Given that the president and the vice president have three DUI arrests between them, we assume that they both believe in forgiveness and second chances.

It’s a funny comment, but there’s a very serious point to be made about the classed and racialized construction of felons by media and political elites who themselves benefit from the sickening double standards towards crime in this country. For the Bushes and Cheneys, second, and third, and fourth chances will always be available, as will be the chance to condescend to those with far less agregious crimes and only empty promises when it comes to rehabilitation and reintegration into society.

Watching the Democratic Debate now.
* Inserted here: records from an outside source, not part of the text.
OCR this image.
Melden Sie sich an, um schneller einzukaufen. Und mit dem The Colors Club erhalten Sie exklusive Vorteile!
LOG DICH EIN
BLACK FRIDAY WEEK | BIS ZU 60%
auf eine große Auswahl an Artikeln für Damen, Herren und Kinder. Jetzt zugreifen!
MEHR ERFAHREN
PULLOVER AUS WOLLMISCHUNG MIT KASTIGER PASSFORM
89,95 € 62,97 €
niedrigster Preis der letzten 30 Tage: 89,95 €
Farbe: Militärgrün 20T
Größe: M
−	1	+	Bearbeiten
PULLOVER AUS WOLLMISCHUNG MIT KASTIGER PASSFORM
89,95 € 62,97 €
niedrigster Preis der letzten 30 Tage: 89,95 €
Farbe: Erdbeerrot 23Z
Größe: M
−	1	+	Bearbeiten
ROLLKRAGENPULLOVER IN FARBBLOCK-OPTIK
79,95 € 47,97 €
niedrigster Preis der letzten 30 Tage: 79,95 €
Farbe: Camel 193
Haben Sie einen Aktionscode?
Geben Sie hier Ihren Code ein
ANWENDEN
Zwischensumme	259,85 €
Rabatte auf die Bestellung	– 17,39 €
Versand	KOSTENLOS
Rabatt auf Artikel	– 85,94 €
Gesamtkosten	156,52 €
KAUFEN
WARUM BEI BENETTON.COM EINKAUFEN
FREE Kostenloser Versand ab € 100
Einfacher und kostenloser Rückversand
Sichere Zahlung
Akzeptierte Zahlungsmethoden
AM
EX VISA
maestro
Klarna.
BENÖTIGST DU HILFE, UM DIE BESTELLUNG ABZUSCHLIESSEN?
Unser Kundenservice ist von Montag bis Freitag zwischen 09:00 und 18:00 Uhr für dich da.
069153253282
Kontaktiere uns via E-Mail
A couple thoughts so far:

Somewhat should ask Joe Lieberman what it means to be “strong on values.” Also, what it would mean to be weak on values, which of his competitors are weak on values, and whether the Bush administration could be characterized as “strong on values.”

Glad to see David Kay’s charges getting some play here, given the way they’ve been underplayed by the media – or arguably overshadowed by the primaries. Dean is right to point the finger at Cheney, and Kerry did a deft job of avoiding either disputing or echoing his charge. I’m not sure what Edwards has in mind when he calls for a comission organized not by Congress but by “us, the people,” although I’m all for it. Also, Edwards is in Congress too…

Sharpton has joined Kucinich in calling for everyone to stay in for a long race to mobilize all their constituencies. I think there’s a strong case for that. Also, he’s right to point out that unlike John Edwards’ dad, his couldn’t have gotten a job as a mill worker.

Cheney says in the debates marriage rights are for the states to decide, and then Bush last month calls for a federal marriage ammendment. Now, from the AP, yet another demonstration that the “federalism” of the Republican Right represents a defense only of “states’ rights” to be more conservative than the federal government:

California and other states that want to make marijuana available to sick or dying patients are flouting federal drug laws in much the same way that Southern states defied national civil rights laws, a senior Bush administration lawyer said.